BAGHDAD, 4 April 2004 — In the latest assault on Iraq’s US-trained security forces, gunmen killed four people in two separate attacks on police south of Baghdad yesterday.
A senior US official, meanwhile, said investigators were studying videotape of Iraqis mutilating the bodies of four American contract workers killed Wednesday in Fallujah, trying to identify participants.
The charred remains of the Americans were dragged through the streets for hours after insurgents ambushed their vehicles. Two corpses were hung from a bridge.
There was no sign of any US military activity in the Fallujah area to suggest retaliatory action was imminent. US administrator Paul Bremer has said those who killed the four civilians and burned their bodies “will not go unpunished.”
In the first attack on police yesterday, the department chief of Mahmoudiya, 20 miles (30 kilometers) south of Baghdad, was driving from the capital to his home when gunmen killed him and his driver, police Lt. Ala’a Hussein said.

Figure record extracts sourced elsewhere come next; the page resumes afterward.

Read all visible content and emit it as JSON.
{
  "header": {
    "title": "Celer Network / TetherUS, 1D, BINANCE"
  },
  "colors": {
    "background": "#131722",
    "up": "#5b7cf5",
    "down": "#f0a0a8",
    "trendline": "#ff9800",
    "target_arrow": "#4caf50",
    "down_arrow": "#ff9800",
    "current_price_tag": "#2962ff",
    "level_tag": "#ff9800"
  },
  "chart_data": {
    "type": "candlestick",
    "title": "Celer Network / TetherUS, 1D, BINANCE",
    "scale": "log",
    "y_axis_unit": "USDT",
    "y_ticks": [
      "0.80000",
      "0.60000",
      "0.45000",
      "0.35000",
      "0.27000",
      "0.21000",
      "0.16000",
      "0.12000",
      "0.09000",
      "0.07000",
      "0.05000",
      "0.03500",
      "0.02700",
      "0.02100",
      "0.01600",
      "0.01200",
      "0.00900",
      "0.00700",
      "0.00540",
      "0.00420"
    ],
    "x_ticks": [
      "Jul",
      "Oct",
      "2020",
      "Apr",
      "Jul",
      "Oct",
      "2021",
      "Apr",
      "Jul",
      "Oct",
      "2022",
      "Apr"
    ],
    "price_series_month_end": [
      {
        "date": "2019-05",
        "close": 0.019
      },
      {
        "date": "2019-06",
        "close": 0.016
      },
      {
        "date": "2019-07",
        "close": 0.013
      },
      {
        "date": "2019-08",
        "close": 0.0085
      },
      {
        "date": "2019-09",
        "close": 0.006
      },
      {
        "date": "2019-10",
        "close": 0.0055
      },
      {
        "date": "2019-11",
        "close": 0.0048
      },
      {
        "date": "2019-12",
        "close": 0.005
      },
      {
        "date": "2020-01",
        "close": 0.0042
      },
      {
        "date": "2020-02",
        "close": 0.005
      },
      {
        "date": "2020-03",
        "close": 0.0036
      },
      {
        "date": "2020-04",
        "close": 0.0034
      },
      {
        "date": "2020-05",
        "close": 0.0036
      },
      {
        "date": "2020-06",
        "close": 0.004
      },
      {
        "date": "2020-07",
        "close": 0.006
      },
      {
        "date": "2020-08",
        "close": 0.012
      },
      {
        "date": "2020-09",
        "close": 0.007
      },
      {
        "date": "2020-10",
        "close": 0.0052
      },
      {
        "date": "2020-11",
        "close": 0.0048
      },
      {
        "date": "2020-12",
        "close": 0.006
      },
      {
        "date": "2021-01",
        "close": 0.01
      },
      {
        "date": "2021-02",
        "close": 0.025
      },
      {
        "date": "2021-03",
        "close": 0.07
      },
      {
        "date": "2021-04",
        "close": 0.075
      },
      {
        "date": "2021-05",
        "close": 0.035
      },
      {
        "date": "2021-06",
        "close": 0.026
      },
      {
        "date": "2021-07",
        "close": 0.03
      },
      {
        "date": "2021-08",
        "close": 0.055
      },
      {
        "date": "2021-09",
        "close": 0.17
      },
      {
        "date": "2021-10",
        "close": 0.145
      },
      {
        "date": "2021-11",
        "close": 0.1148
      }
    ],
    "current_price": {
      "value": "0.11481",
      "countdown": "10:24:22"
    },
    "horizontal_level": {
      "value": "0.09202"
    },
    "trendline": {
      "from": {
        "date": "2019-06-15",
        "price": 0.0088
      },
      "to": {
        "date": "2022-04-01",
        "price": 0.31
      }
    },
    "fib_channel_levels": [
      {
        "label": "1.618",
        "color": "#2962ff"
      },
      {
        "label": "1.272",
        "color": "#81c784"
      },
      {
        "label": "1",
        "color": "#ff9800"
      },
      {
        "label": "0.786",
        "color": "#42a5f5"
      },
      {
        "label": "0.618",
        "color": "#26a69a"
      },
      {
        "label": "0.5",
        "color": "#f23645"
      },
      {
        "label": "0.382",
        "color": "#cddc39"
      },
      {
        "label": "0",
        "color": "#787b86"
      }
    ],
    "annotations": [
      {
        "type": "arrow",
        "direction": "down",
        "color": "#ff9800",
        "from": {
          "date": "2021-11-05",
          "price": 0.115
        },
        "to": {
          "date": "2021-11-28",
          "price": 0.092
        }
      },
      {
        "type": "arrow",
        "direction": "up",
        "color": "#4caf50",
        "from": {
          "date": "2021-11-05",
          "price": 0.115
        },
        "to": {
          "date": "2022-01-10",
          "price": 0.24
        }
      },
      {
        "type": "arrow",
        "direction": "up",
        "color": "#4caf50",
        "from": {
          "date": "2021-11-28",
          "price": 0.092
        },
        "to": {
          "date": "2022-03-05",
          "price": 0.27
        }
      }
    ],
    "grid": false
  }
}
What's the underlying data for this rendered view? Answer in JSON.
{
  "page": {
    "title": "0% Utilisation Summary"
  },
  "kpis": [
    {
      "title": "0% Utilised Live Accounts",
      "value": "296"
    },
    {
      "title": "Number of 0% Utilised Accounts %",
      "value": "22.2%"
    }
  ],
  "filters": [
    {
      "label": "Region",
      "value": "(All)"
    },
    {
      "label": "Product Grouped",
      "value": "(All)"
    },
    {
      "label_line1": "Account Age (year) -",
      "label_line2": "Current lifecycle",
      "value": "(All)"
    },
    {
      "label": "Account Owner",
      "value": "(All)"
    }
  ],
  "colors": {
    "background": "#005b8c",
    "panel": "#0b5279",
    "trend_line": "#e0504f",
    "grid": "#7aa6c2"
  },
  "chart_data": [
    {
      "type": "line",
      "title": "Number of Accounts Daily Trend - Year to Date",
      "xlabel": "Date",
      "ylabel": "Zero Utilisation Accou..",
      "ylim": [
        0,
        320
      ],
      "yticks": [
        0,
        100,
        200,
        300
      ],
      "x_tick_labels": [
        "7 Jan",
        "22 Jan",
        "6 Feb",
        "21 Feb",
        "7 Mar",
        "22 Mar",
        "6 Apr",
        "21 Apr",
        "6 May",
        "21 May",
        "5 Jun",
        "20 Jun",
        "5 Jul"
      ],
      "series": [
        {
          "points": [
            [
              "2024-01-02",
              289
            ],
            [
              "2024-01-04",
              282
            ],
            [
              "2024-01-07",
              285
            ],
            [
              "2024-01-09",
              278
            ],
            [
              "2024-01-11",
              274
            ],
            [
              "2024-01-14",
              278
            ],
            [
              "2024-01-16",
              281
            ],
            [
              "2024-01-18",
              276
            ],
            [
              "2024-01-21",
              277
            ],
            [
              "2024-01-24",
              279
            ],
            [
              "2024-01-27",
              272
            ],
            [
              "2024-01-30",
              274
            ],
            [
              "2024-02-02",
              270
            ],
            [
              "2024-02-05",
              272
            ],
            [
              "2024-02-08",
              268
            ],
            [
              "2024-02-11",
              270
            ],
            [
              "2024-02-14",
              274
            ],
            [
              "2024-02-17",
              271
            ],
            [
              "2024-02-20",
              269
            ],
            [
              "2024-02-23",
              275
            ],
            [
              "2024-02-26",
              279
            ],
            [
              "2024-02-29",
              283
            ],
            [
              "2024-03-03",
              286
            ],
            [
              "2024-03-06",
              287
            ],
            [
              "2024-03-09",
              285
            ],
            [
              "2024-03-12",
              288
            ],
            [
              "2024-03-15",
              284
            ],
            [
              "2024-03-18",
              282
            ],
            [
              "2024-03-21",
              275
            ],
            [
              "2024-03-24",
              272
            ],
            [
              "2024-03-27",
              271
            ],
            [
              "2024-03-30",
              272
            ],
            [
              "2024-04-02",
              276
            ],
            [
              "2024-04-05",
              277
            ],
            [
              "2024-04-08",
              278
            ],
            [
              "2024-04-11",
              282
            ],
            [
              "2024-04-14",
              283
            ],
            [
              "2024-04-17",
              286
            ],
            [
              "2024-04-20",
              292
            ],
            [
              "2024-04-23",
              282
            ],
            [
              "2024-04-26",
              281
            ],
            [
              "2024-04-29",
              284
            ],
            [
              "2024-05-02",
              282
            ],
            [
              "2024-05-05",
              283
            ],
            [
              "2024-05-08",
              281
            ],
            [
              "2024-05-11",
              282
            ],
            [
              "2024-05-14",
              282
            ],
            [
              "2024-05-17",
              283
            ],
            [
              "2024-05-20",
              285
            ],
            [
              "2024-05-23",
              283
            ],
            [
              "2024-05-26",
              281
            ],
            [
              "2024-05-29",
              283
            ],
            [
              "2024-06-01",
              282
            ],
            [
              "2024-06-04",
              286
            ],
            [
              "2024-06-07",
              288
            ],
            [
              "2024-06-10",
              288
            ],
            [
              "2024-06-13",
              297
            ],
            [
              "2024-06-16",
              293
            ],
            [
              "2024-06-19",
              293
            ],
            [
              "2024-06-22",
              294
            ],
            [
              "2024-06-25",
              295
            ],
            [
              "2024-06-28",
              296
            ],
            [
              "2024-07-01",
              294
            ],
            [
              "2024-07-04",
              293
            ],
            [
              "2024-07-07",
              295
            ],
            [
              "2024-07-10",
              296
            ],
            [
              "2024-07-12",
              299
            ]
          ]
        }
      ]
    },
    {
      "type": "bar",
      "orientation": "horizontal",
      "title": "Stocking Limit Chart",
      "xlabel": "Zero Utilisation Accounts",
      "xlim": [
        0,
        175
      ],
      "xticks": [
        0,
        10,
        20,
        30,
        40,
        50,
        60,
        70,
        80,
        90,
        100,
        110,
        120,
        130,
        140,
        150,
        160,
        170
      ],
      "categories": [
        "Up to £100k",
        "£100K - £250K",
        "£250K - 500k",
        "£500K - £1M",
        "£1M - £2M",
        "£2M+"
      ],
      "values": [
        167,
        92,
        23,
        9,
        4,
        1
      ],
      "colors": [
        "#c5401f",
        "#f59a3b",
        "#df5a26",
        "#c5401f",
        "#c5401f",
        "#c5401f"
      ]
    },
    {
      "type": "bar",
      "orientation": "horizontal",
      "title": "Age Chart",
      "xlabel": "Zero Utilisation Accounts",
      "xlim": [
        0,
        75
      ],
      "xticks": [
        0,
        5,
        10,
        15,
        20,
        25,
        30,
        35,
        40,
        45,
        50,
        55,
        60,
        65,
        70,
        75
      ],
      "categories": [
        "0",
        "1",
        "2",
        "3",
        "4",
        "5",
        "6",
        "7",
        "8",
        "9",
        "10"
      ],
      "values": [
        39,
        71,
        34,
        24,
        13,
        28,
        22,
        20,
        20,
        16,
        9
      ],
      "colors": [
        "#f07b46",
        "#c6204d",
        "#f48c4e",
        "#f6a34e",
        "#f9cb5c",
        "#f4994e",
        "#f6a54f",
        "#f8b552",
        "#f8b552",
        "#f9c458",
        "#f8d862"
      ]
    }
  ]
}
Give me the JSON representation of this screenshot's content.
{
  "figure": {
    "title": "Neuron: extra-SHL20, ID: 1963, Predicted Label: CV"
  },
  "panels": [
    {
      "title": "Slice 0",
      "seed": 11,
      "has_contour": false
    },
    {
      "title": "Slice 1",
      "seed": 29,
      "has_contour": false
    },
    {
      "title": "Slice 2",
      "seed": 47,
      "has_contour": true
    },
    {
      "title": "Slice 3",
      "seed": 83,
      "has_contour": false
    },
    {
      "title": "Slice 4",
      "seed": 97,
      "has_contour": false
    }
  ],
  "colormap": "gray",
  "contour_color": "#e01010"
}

Not long afterward, six attackers shot at a four-man police patrol in Mahmoudiya, killing one and wounding three, police officer Khaldoon Al-Gurairi said. A 60-year-old bystander was also killed. Also yesterday, an explosion near a US military convoy near Khalis, 40 miles (65 kilometers) northeast of Baghdad, wounded a civilian and damaged a Humvee, Iraqi officials said. It was not clear if Americans were hurt.
In western Baghdad yesterday, a rocket slammed into a house in a residential suburb, killing two people and wounding four, said Jamil Ibrahim, a doctor at Yarmouk hospital.
Guerrillas often target police because they view them as collaborators with the US-led occupation. Also they make easier targets because they are less well-armed and protected than the US troops.